2014 Security Bowl – Hackers: 28 vs. Corporations: 0

Is this Internet Architecture Really Working, Corporate America?

2014 Security Bowl – Hackers: 28 vs. Corporations: 0

2014 was the “Year of the Security Breach.”  The Corporate giants were targeted and hackers have successfully shook the confidence of most Everyone, and informationisbeautiful.net charted the Security Breaches to take your breath away!  Over 27 Security Breaches shown depicting their losses!

The victims of these crimes are regular Americans.  Their identities breached, their trust diminished, and their limited hard-earned dollars spent to recover and protect themselves from the next hacker or common pickpocket waiting to take his or her wallet.  Those same Americans trusted the large corporation’s with their private information because with all the fantastic corporate branding and market dominance, they certainly Must be wiser than some unknown “guy” with a PC, an internet connection, and a Monster drink “High” off the technical Challenge.

I grew up when the I.T. industry emerged, and was a young I.T. professional in the thriving 90s.  My I.T. Consulting career was primarily in System Administration, Application Development, and Deployment.  My degree and experience are no longer relevant, as they once were, with this current  I.T. challenge, but I’ve been concerned about the architecture and corporate business decision to place sensitive information on the internet, accessible to a web browser, when I was building my first SMTP Server.
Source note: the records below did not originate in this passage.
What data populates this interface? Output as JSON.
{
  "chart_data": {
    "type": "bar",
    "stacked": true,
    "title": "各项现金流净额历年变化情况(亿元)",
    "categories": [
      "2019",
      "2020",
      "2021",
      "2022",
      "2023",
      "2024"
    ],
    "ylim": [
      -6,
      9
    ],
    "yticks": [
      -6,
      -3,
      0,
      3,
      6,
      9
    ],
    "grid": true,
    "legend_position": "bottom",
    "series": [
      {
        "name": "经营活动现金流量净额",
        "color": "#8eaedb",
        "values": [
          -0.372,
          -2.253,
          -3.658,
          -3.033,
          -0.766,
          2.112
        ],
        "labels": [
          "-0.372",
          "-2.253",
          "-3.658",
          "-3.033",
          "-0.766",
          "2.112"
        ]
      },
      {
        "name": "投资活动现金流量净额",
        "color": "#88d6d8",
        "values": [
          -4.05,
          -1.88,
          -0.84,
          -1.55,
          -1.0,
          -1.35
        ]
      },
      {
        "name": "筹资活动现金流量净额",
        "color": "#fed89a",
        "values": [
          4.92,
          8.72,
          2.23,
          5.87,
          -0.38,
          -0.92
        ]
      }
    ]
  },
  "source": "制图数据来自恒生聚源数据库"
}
Yes, the software advances and grows more complex. But software is created by flawed humans which have not thought of everything, and then the patches have to be applied and vulnerabilities may exist to be merely tapped into.
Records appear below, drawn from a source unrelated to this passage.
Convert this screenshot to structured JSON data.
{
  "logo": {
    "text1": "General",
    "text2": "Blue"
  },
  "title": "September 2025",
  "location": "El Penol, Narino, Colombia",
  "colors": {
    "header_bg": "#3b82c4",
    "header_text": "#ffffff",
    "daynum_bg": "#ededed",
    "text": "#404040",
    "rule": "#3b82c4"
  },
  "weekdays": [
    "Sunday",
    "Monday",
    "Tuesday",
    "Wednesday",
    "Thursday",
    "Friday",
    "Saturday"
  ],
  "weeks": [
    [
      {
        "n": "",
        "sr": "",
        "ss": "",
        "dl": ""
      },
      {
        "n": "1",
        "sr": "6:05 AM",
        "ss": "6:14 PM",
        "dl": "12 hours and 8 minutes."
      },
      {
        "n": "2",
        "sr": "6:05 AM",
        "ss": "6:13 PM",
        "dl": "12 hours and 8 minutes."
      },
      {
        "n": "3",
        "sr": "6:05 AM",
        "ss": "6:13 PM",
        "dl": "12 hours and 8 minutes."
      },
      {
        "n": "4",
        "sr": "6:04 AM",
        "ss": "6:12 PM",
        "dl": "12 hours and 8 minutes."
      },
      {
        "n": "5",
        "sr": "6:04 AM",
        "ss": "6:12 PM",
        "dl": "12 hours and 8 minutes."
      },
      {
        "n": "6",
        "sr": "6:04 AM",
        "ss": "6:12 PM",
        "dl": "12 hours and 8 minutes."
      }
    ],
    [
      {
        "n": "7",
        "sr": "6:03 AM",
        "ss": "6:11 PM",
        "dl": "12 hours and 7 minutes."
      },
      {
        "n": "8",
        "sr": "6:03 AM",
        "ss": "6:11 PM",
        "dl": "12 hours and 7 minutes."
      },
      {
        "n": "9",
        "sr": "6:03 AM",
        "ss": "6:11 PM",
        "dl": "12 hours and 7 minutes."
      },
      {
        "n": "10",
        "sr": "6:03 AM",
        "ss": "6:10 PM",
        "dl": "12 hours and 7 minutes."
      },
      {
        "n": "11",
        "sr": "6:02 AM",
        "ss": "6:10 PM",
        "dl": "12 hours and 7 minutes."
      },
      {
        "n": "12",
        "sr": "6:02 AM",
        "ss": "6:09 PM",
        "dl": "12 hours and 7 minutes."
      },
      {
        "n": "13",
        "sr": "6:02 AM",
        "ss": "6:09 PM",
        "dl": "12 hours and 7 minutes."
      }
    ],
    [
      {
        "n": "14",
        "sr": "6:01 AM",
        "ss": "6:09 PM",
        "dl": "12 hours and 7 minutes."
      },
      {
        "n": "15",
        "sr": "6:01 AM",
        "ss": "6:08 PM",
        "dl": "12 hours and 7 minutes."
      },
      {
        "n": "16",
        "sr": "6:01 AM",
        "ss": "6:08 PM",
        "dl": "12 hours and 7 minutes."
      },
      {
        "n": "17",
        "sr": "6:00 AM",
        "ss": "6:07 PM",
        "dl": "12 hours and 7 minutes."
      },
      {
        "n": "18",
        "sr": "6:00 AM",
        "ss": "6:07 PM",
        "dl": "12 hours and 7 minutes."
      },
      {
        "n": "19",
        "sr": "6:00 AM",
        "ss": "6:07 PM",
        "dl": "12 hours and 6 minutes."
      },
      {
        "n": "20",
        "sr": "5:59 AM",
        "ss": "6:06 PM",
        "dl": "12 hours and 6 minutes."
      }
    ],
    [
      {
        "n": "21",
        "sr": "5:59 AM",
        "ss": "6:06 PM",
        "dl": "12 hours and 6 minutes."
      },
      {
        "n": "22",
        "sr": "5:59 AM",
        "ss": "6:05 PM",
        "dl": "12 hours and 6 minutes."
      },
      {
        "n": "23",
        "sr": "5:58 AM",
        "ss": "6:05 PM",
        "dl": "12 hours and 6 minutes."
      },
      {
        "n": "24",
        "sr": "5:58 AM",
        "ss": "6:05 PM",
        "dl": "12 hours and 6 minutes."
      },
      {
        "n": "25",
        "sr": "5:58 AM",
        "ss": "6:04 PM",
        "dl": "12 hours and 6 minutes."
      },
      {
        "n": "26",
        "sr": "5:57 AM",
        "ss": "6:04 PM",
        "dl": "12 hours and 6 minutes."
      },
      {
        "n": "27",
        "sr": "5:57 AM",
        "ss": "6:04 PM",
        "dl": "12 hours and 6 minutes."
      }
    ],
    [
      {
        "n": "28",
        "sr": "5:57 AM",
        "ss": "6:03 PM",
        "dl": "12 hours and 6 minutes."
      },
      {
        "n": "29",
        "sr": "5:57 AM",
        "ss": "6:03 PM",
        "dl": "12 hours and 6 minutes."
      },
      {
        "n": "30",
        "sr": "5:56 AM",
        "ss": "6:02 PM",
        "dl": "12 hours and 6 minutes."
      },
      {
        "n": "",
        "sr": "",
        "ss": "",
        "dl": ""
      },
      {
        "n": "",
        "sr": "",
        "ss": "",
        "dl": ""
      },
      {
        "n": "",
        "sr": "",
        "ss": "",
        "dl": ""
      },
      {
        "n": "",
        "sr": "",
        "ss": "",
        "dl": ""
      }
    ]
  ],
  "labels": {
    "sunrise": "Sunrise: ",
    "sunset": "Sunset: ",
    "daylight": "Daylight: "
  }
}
In the I.T. world I think of this issue a little like an old wild west theme.  On the good side, and with the law, the super intelligent technical heroes in tall white hats stand guard at the door of the town bank.  The mysterious, also extremely intelligent technical hackers [in black hats of course], set their sights on the bank vault.  At least in movies we had hats to tell us who was on which side.  In real life, I suppose, an intelligent human being would have to just change the color of the hat and walk right into the bank… in the disguise of “a good guy.” That would be a modern day spy or imposter.

So after all of these security breaches is there Anyone out there who really believes private, personal data on the internet is Safe?

As a System Administrator we implemented port encryption and other layers of security.  The more layers (like needing several very large numbers in a particular order instead of one very large number), the more secure.  A combination of multiple locks makes it more complicated for a would-be Burglar than if there is just one key under the door mat to look for.  The primary goal for corporations is to keep the communication “unreadable”. 

Michael Green, a Cryptographer and Professor at Johns Hopkins University, posted his thoughts on the recently released Edward Snowden documents. One of several insights into the documents he notes,

“…These documents provide the first evidence that a major attack strategy for NSA/GCHQ involves key databases containing the private keys for major sites. For the RSA key exchange ciphersuites of TLS, a single private key is sufficient to recover vast amounts of session traffic — in real time or even after the fact.”

So, even with with technical security layers, there is also a key under the door mat and that’s the NSA Goal;however, I am more concerned about these “black hat hacker bad guys”  progress than with the NSA/GCHQ.  Our government already knows our private identity information, but hackers are another story.  If hackers get the solution “key under the door mat” and get the encryption “keys” to corporations, they can pop the lock to the “vault of all the American Identities”,  American private identification information (PII) and information about accounts.

When you are born, you are given a name.  You may want to keep it.  You certainly cannot change the day you were born.  The Social Security Administration doesn’t make it easy to change a uniquely assigned number to you, so once your identity is stolen, it can be sold and used over and over again throughout your whole life.

It seems to me like the only way to protect the data is to completely change to a new architecture designed for security with registration, no anonymity, and leave the public internet for what it was designed to do… be a free exchange of ideas.  But, what do I know?  I’m no longer an I.T. Consultant.